- Title: Straight out of Syria: young girl raps about Eid in her battered hometown
- Date: 5th May 2022
- Summary: BARAZI RAPPING HER SONG ABOUT EID AL-FITR, SAYING (Arabic): "I want to spend Eid here. I’m here, I was born here. I can’t be anywhere but here. Syria’s in pain, wipe away her tears. When my brother’s hungry and I see my dad in pain. I see my dad in pain trying to cover up his tears. I hug my mom so she can warm us up. Cold and hunger all around us." BARAZI GESTURING WHILE RAPPING
- Embargoed: 19th May 2022 11:16
- Keywords: Eid Syria music rap religion
- Location: SALAMIYAH, SYRIA
- City: SALAMIYAH, SYRIA
- Country: Syria
- Topics: Arts/Culture/Entertainment,Middle East,Music
- Reuters ID: LVA002589405052022RP1
- Aspect Ratio: 16:9
- Story Text:Penning rap verses about her hometown, playing pick-up soccer, and spending afternoons daydreaming with her friends, Ream Barazi fit the profile of an aspiring hip-hop star in Compton or Brooklyn.
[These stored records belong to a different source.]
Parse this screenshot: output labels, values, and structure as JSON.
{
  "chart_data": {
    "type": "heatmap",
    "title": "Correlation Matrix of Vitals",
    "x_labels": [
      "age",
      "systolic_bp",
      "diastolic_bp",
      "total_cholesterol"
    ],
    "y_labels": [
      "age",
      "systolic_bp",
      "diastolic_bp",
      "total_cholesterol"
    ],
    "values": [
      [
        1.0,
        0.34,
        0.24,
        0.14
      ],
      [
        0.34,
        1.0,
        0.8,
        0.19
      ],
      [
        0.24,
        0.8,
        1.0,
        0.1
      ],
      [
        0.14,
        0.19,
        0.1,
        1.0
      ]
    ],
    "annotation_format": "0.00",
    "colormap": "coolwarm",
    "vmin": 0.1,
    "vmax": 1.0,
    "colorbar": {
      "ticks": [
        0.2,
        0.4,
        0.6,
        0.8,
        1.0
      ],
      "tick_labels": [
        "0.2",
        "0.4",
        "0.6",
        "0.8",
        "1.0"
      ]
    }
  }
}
But her lyrics gave her away: every song is an ode to her war-battered home country Syria.
"I'm here, I was born here - I can't be anywhere but here. Syria's in pain, wipe away her tears," rapped the slender 14-year-old in an original song she wrote to mark Eid al-Fitr, the end of the Muslim holy month of Ramadan.
Barazi lives with her parents and younger siblings in Salamiyah, a town in the western province of Hama.
She spends her time at school, helping her parents take care of her younger siblings, kicking around a soccer ball, or learning to play the derbakeh drum – which isn't popular with her neighbors.
"Some people are happy when I play but other people scream 'stop Ream, turn the sound down!' she said.
Barazi has been listening to Arabic hip-hop for three years, memorizing songs by playing them on repeat on YouTube and sometimes swapping outlines with her own original lyrics.
Rampant power cuts – caused by fuel shortages and an electricity network wore down by a decade of war – often get in the way of her obsession, Barazi complained.
Rap songs maybe "for older people," but she isn't a fan of softer stuff. She doesn't like "these Barbie songs and other silly things," as she described them.
In Syria's broadly conservative society, many of her neighbours and relatives chastise her for her love of rap and basketball – and her tough personality.
"There are our neighbours here, I saw one yesterday, she keeps telling me 'Ream, you’re like a boy, you keep playing soccer like boys' while other people tell me 'Ream, continue because if don't do this in your life, you won't make it' and they encourage me to keep going and become stronger. They talk about me like that because I stand up for myself and for my personality. I’ve got a strong personality," she told Reuters.
Like any teenager, Barazi dreams of owning a car and escaping on beach holidays with friends.
But her lyrics reflect both a deep love of her homeland and pain embedded in the violence of Syria's long-running conflict.
"We're the next generation and God's listening to us," she rapped.
"We're saying: “We don't want to grow up without seeing the light. We don’t want to see pieces of flesh and graves. We don’t want to grow up in pain and hunger."